City employees will have to earn that pay bump, taking on new code compliance responsibilities and a grab bag of unfamiliar rules.

Those growing pains would be a small price to pay for saving the city’s five business licensing employees from a full-blown merger with Las Vegas’ 30-member department.

“We’d lose $240,000 if they took us over and we adopted their city codes,” said North Las Vegas Community Development and Compliance Director Greg Blackburn. “Between that and the $250,000 in IT difficulties it would create, it’s just more cost effective to preserve our own business licensing function.”

Department upgrades announced by Blackburn in front of shared services committee members on Thursday will return for a final round of board scrutiny later this month. Committee recommendations on the department’s fate are set for final approval by both city councils in late May.

This week’s proposed business licensing overhaul counts as the first substantive action to emerge from a preliminary cost and service sharing agreement unveiled by city officials in October.

The 11-member shared services committee behind the move was tasked with digging up efficiencies in business licensing and 10 other municipal agencies targeted under the fall arrangement. It had canceled nearly as many meetings as it held prior to Thursday’s meeting.

Blackburn’s blueprint for standardizing business licensing practices comes nearly two months after the topic last surfaced during public shared services talks. Part of a Jan. 23 meeting focused primarily on collaborative opportunities in the cities’ purchasing departments.

Carole Vilardo, Nevada Taxpayers Association president and committee member, said the idea of joining forces in business licensing didn’t really pick up steam until staff from both cities met for a pair of closed door “workshops” on the topic late last month.

Later this month, Vilardo and other committee members hope to explore potential consolidation efforts at some of North Las Vegas’ other severely understaffed departments, including redevelopment and economic development.

Officials haven’t said whether they would support merging those departments with Las Vegas, a move that could save North Las Vegas millions in annual operations costs.

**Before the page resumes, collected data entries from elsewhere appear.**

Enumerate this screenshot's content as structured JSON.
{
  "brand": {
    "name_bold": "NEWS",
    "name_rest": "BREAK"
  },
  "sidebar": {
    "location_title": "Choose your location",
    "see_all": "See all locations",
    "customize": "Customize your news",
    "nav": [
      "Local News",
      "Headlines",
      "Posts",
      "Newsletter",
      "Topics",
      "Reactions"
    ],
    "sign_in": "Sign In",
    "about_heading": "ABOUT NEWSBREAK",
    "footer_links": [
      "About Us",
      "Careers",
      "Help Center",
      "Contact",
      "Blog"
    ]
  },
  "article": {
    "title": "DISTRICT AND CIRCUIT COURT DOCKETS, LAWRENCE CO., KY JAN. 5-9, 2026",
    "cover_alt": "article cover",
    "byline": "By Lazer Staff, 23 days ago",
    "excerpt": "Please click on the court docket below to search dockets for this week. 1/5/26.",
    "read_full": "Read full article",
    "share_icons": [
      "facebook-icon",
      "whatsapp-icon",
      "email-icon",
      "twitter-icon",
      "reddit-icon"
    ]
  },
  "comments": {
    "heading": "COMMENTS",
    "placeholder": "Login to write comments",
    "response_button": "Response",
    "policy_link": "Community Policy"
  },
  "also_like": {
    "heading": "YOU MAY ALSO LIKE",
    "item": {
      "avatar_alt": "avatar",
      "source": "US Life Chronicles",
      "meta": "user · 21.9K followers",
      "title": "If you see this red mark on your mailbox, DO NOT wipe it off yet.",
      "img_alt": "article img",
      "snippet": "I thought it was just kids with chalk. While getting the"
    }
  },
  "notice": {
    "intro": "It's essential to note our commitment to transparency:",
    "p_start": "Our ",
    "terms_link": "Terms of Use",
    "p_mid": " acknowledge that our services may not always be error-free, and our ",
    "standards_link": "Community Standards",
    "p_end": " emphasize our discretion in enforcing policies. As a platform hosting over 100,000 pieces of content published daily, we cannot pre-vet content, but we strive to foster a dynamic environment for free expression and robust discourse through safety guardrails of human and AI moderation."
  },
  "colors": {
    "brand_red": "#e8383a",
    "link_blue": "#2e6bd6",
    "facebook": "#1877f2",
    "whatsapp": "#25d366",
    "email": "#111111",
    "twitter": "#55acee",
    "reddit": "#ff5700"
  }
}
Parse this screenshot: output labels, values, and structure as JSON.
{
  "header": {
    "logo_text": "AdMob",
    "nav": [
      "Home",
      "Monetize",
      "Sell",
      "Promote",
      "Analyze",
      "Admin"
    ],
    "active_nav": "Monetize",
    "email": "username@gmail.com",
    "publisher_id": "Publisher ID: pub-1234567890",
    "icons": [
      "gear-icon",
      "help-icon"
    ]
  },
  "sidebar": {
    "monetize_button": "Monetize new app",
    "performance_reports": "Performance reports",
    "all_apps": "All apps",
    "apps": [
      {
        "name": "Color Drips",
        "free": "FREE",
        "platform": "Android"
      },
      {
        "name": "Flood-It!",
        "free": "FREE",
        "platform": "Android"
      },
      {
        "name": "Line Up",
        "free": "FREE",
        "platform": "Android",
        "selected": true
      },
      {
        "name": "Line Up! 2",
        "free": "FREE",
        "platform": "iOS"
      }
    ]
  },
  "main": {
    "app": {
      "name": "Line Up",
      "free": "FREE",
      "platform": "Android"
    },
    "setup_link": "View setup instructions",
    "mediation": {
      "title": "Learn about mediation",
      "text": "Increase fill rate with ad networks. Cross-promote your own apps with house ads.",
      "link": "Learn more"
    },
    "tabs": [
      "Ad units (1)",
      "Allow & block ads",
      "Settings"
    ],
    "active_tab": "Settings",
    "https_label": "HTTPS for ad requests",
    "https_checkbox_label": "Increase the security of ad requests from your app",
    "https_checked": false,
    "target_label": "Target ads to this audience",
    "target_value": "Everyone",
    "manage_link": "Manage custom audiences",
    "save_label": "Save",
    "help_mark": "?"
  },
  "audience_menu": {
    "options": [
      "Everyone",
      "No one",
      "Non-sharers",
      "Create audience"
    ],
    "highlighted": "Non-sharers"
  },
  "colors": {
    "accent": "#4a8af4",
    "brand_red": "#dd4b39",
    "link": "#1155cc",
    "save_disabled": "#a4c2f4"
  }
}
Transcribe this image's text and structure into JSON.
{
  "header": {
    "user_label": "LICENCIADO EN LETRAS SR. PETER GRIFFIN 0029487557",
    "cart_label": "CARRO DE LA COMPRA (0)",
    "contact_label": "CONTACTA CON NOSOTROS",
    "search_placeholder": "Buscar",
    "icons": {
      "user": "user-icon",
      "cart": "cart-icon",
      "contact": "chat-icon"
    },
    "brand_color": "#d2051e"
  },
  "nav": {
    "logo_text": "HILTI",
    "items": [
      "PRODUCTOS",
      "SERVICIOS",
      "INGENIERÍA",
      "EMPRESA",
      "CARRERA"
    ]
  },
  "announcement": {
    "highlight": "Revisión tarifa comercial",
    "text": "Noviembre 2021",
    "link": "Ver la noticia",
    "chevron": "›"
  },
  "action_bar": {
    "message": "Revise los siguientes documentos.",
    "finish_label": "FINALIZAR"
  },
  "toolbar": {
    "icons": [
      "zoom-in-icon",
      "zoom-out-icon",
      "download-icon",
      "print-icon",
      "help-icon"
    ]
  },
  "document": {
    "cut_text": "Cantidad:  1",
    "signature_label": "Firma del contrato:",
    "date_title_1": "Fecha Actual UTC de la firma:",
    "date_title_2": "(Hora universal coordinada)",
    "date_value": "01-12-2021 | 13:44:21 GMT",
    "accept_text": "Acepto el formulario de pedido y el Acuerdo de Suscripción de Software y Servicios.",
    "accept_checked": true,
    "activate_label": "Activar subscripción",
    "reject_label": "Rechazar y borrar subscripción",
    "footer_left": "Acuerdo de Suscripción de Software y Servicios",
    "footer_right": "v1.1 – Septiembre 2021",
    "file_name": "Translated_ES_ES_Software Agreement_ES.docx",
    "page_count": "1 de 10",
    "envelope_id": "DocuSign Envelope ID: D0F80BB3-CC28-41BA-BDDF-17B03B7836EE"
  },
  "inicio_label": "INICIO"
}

Las Vegas stands to earn a $150,000 one-time stipend under a proposed economic development and redevelopment agency merger. The city also would also pick up 25 percent of new business revenues generated in North Las Vegas by a post-merger economic development team over the next 10 years.

“Redevelopment and economic development will save (Las Vegas) some money, and that’s coming up later this month,” said North Las Vegas shared services consultant Thom Reilly. “Some (North Las Vegas) employees might be terminated. Some might be rehired. But the idea is that they need a jump start before eventually taking over those responsibilities again.”

Shared services committee members plan to reconvene at 3 p.m. March 20 at North Las Vegas City Hall, 2250 Las Vegas Blvd. North.